The Last Runaway
Reeling from the humiliation of being dumped by her fiancé Samuel for someone outside of their circle, devoted Quaker Honor Bright decides to join her newly betrothed sister Grace on her trip from England to America.
After suffering severe seasickness for the entire month-long voyage, Honor’s happiness of finally reaching the shores of America is short-lived, as Grace succumbs to yellow fever, dying before she can reach her intended, Adam Cox.
Soldiering on, Honor is taken in by hatmaker Belle Mills—sister to the dastardly, slave-hunting Donovan who, despite his crassness, secretly makes Honor’s heart beat a little faster whenever he’s near. After word is sent to Adam Cox of her arrival, Honor will stay on a few days at the store to assist Belle in the daily sewing, giving her time to work through her grief.
During her time with Belle and later with Adam Cox, Honor learns more about the plight of slaves and the secret efforts made by various townsfolk to help them escape—townsfolk including Belle.
Torn between her religious beliefs and the law, Honor searches deep within for the answer; but in order to help her fellow humans she will have to risk it all—even becoming a runaway herself.
Raised as a Quaker within a community holding specific ideations and beliefs, Honor Bright finds herself in a whole new world, not just because she is in America, but also among her own people.
Bound by certain laws and traditions, Honor soon realizes life isn’t always black and white, but includes large gray areas, areas that make one human responsible for another and that are further complicated by the laws of society.
Caught up in the emotional turmoil between her head and her heart, Honor grapples with staying the course and carrying out the edict of her beliefs. Her frustration is exponentially heightened as she witnesses the pain and suffering of those who would benefit from her assistance.
Most of all, she must shoulder the responsibility that freedom brings with it, as well as sort through the feelings of simply being a woman and wanting things that on their surface seem wrong, but feel so right in her heart.
It’s interesting to see the limits that Ms. Chevalier bestows upon Honor. An incredibly skilled quilter, Honor demands nothing but perfection from herself. But given her new environment, she has to deal not only with different patterns and colors, but also with the offensive shortcuts of applique that seem so insignificant, but speak volumes of the lifestyle and attitude of these women.
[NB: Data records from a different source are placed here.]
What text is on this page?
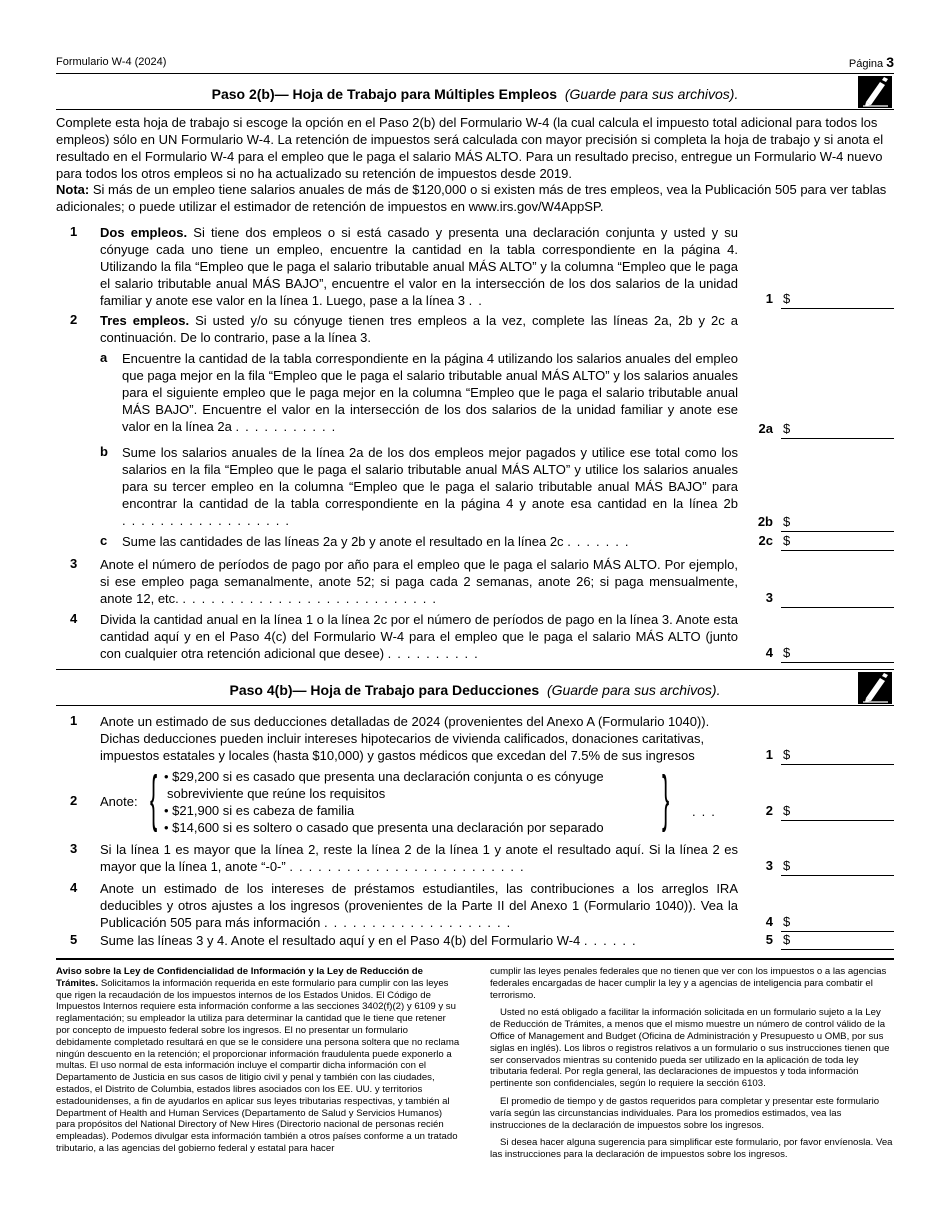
Formulario W-4 (2024)	Página 3
Paso 2(b)— Hoja de Trabajo para Múltiples Empleos (Guarde para sus archivos).
Complete esta hoja de trabajo si escoge la opción en el Paso 2(b) del Formulario W-4 (la cual calcula el impuesto total adicional para todos los empleos) sólo en UN Formulario W-4. La retención de impuestos será calculada con mayor precisión si completa la hoja de trabajo y si anota el resultado en el Formulario W-4 para el empleo que le paga el salario MÁS ALTO. Para un resultado preciso, entregue un Formulario W-4 nuevo para todos los otros empleos si no ha actualizado su retención de impuestos desde 2019.
Nota: Si más de un empleo tiene salarios anuales de más de $120,000 o si existen más de tres empleos, vea la Publicación 505 para ver tablas adicionales; o puede utilizar el estimador de retención de impuestos en www.irs.gov/W4AppSP.
1 Dos empleos. Si tiene dos empleos o si está casado y presenta una declaración conjunta y usted y su cónyuge cada uno tiene un empleo, encuentre la cantidad en la tabla correspondiente en la página 4. Utilizando la fila “Empleo que le paga el salario tributable anual MÁS ALTO” y la columna “Empleo que le paga el salario tributable anual MÁS BAJO”, encuentre el valor en la intersección de los dos salarios de la unidad familiar y anote ese valor en la línea 1. Luego, pase a la línea 3 ..	1 $
2 Tres empleos. Si usted y/o su cónyuge tienen tres empleos a la vez, complete las líneas 2a, 2b y 2c a continuación. De lo contrario, pase a la línea 3.
a Encuentre la cantidad de la tabla correspondiente en la página 4 utilizando los salarios anuales del empleo que paga mejor en la fila “Empleo que le paga el salario tributable anual MÁS ALTO” y los salarios anuales para el siguiente empleo que le paga mejor en la columna “Empleo que le paga el salario tributable anual MÁS BAJO”. Encuentre el valor en la intersección de los dos salarios de la unidad familiar y anote ese valor en la línea 2a ...........	2a $
b Sume los salarios anuales de la línea 2a de los dos empleos mejor pagados y utilice ese total como los salarios en la fila “Empleo que le paga el salario tributable anual MÁS ALTO” y utilice los salarios anuales para su tercer empleo en la columna “Empleo que le paga el salario tributable anual MÁS BAJO” para encontrar la cantidad de la tabla correspondiente en la página 4 y anote esa cantidad en la línea 2b ..................	2b $
c Sume las cantidades de las líneas 2a y 2b y anote el resultado en la línea 2c .......	2c $
3 Anote el número de períodos de pago por año para el empleo que le paga el salario MÁS ALTO. Por ejemplo, si ese empleo paga semanalmente, anote 52; si paga cada 2 semanas, anote 26; si paga mensualmente, anote 12, etc. ...........................	3
4 Divida la cantidad anual en la línea 1 o la línea 2c por el número de períodos de pago en la línea 3. Anote esta cantidad aquí y en el Paso 4(c) del Formulario W-4 para el empleo que le paga el salario MÁS ALTO (junto con cualquier otra retención adicional que desee) ..........	4 $
Paso 4(b)— Hoja de Trabajo para Deducciones (Guarde para sus archivos).
1 Anote un estimado de sus deducciones detalladas de 2024 (provenientes del Anexo A (Formulario 1040)). Dichas deducciones pueden incluir intereses hipotecarios de vivienda calificados, donaciones caritativas, impuestos estatales y locales (hasta $10,000) y gastos médicos que excedan del 7.5% de sus ingresos	1 $
2 Anote: { • $29,200 si es casado que presenta una declaración conjunta o es cónyuge
sobreviviente que reúne los requisitos
• $21,900 si es cabeza de familia
• $14,600 si es soltero o casado que presenta una declaración por separado } ...	2 $
3 Si la línea 1 es mayor que la línea 2, reste la línea 2 de la línea 1 y anote el resultado aquí. Si la línea 2 es mayor que la línea 1, anote “-0-” .........................	3 $
4 Anote un estimado de los intereses de préstamos estudiantiles, las contribuciones a los arreglos IRA deducibles y otros ajustes a los ingresos (provenientes de la Parte II del Anexo 1 (Formulario 1040)). Vea la Publicación 505 para más información ....................	4 $
5 Sume las líneas 3 y 4. Anote el resultado aquí y en el Paso 4(b) del Formulario W-4 ......	5 $

Aviso sobre la Ley de Confidencialidad de Información y la Ley de Reducción de Trámites. Solicitamos la información requerida en este formulario para cumplir con las leyes que rigen la recaudación de los impuestos internos de los Estados Unidos. El Código de Impuestos Internos requiere esta información conforme a las secciones 3402(f)(2) y 6109 y su reglamentación; su empleador la utiliza para determinar la cantidad que le tiene que retener por concepto de impuesto federal sobre los ingresos. El no presentar un formulario debidamente completado resultará en que se le considere una persona soltera que no reclama ningún descuento en la retención; el proporcionar información fraudulenta puede exponerlo a multas. El uso normal de esta información incluye el compartir dicha información con el Departamento de Justicia en sus casos de litigio civil y penal y también con las ciudades, estados, el Distrito de Columbia, estados libres asociados con los EE. UU. y territorios estadounidenses, a fin de ayudarlos en aplicar sus leyes tributarias respectivas, y también al Department of Health and Human Services (Departamento de Salud y Servicios Humanos) para propósitos del National Directory of New Hires (Directorio nacional de personas recién empleadas). Podemos divulgar esta información también a otros países conforme a un tratado tributario, a las agencias del gobierno federal y estatal para hacer

cumplir las leyes penales federales que no tienen que ver con los impuestos o a las agencias federales encargadas de hacer cumplir la ley y a agencias de inteligencia para combatir el terrorismo.

Usted no está obligado a facilitar la información solicitada en un formulario sujeto a la Ley de Reducción de Trámites, a menos que el mismo muestre un número de control válido de la Office of Management and Budget (Oficina de Administración y Presupuesto u OMB, por sus siglas en inglés). Los libros o registros relativos a un formulario o sus instrucciones tienen que ser conservados mientras su contenido pueda ser utilizado en la aplicación de toda ley tributaria federal. Por regla general, las declaraciones de impuestos y toda información pertinente son confidenciales, según lo requiere la sección 6103.

El promedio de tiempo y de gastos requeridos para completar y presentar este formulario varía según las circunstancias individuales. Para los promedios estimados, vea las instrucciones de la declaración de impuestos sobre los ingresos.

Si desea hacer alguna sugerencia para simplificar este formulario, por favor envíenosla. Vea las instrucciones para la declaración de impuestos sobre los ingresos.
It’s all Honor can do to dutifully accept the slipshod work of these Ohio women, but even making an exception as inconsequential as how she sews has a profound effect on her psyche and the respect she’s trying to desperately to hold on to.
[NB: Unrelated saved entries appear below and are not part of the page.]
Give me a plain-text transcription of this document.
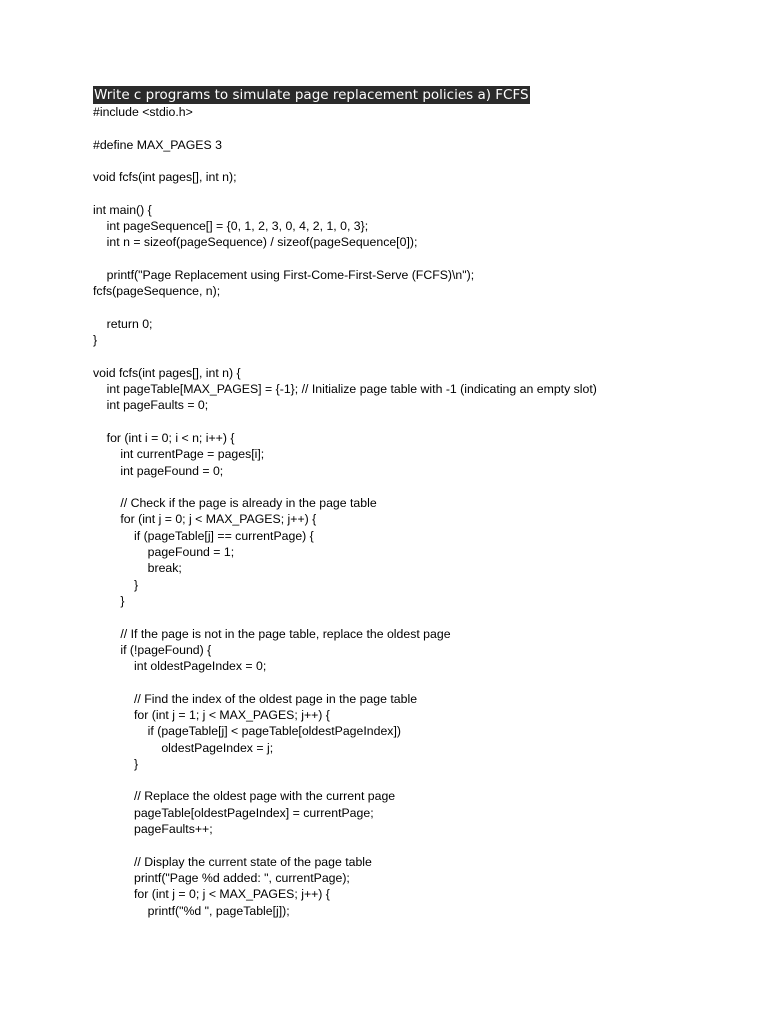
Write c programs to simulate page replacement policies a) FCFS
#include <stdio.h>
#define MAX_PAGES 3
void fcfs(int pages[], int n);
int main() {
int pageSequence[] = {0, 1, 2, 3, 0, 4, 2, 1, 0, 3};
int n = sizeof(pageSequence) / sizeof(pageSequence[0]);
printf("Page Replacement using First-Come-First-Serve (FCFS)\n");
fcfs(pageSequence, n);
return 0;
}
void fcfs(int pages[], int n) {
int pageTable[MAX_PAGES] = {-1}; // Initialize page table with -1 (indicating an empty slot)
int pageFaults = 0;
for (int i = 0; i < n; i++) {
int currentPage = pages[i];
int pageFound = 0;
// Check if the page is already in the page table
for (int j = 0; j < MAX_PAGES; j++) {
if (pageTable[j] == currentPage) {
pageFound = 1;
break;
}
}
// If the page is not in the page table, replace the oldest page
if (!pageFound) {
int oldestPageIndex = 0;
// Find the index of the oldest page in the page table
for (int j = 1; j < MAX_PAGES; j++) {
if (pageTable[j] < pageTable[oldestPageIndex])
oldestPageIndex = j;
}
// Replace the oldest page with the current page
pageTable[oldestPageIndex] = currentPage;
pageFaults++;
// Display the current state of the page table
printf("Page %d added: ", currentPage);
for (int j = 0; j < MAX_PAGES; j++) {
printf("%d ", pageTable[j]);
Tracy Chevalier (Girl with a Pearl Earring) has captured the timeless writing style that defines a classic. Honor Bright’s story is quiet yet utterly captivating.
From the beginning of her journey, Honor Bright is cast as a beacon of hope, sailing into the unknown, her faith and belief system firmly intact. Then on she goes to embrace a dutybound marriage, changing her name to Haymaker and taking on the responsibilities of a dairy farm and a family that has compromised its beliefs. This all finally leaves Honor fighting to hold on to her individualism and above all to preserve her self-respect as well as her love for others—but only as equals.